Histoire de la dame qui s’inventa des nièces, 89

La biographie exemplaire de ces cinq soeurs Trévins ne résiste malheureusement pas à un examen plus approfondi et le lecteur à qui ces exploits proches du fabuleux mettraient la puce à l’oreille ne tarderait pas à être confirmé dans ses doutes. Car Madame Trévins (que contrairement à Mademoiselle Crespi, on appelle Madame bien qu’elle soit restée fille) n’a pas de frère et par conséquent de nièces portant son nom ; et Célestine Durand-Taillefer ne saurait habiter rue du Hennin à Liège, car il n’y a pas de rue du Hennin à Liège ; par contre, Madame Trévins avait une soeur, Arlette, qui fut mariée à un monsieur Louis Commine, et en eut une fille, Lucette, laquelle a épousé un certain Robert Hennin, lequel vend des cartes postales (de collection) rue de Liège, à Paris (8e).

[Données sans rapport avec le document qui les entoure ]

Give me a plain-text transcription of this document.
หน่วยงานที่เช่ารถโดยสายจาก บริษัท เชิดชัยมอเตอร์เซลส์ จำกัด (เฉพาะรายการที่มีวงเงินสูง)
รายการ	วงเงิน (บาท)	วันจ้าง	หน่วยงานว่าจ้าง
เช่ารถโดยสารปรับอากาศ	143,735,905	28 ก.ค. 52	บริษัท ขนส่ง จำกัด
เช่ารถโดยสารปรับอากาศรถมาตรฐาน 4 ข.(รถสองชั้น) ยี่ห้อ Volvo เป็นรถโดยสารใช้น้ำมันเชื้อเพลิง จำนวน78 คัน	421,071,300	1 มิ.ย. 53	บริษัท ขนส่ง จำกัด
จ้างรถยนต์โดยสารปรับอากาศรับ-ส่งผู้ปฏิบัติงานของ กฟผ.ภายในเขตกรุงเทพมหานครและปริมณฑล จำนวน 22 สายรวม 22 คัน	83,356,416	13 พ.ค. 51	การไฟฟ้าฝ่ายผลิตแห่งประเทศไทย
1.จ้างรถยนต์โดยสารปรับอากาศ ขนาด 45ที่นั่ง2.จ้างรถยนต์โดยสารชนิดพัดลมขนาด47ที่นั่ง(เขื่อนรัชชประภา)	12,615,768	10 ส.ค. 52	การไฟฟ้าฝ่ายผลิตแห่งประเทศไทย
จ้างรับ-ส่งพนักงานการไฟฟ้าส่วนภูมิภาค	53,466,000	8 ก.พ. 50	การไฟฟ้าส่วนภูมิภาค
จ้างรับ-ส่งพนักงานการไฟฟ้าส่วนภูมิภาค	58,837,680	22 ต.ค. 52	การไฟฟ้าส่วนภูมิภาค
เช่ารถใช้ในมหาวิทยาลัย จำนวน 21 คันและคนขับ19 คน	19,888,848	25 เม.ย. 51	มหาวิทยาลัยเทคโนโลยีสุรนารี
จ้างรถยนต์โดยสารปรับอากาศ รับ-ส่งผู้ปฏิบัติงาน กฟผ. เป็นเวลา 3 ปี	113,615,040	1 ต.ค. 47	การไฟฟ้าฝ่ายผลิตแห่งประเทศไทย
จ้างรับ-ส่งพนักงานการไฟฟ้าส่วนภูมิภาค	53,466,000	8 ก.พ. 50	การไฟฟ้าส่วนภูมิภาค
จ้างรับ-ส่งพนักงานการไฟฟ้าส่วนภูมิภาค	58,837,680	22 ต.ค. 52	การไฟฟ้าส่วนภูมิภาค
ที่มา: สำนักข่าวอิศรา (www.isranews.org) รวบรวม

Une lecture plus attentive de ces vies imaginaires permettrait sans doute d’en détecter les clés et de voir comment quelques-uns des événements qui ont marqué l’histoire de l’immeuble, quelques-unes des légendes ou semi-légendes qui y circulent à propos de tel ou tel de ses habitants, quelques-uns des fils qui les relient entre eux, ont été immergés dans le récit et en ont fourni l’armature. Ainsi, il est plus que vraisemblable que Marie Thérèse, cette femme d’affaires aux réussites exceptionnelles, représente Madame Moreau, dont c’est d’ailleurs le prénom ; que Werner Angst est Herman Fugger, l’industriel allemand ami des Altamont, client de Hutting et collègue de Madame Moreau ; et qu’au terme d’un glissement significatif, Noëlle, son bras droit, pourrait figurer Madame Trévins elle-même ; et s’il est plus difficile de déceler qui se cache derrière les trois autres soeurs, il n’est pas interdit de penser que derrière Adélaïde, cette chimiste amie des handicapés, c’est Morellet qui perdit trois doigts en faisant une expérience malheureuse, que derrière Odile l’autodidacte, c’est Léon Marcia, et que derrière la navigatrice solitaire se profilent des silhouettes pourtant aussi différentes que celles de Bartlebooth et d’Olivia Norvell.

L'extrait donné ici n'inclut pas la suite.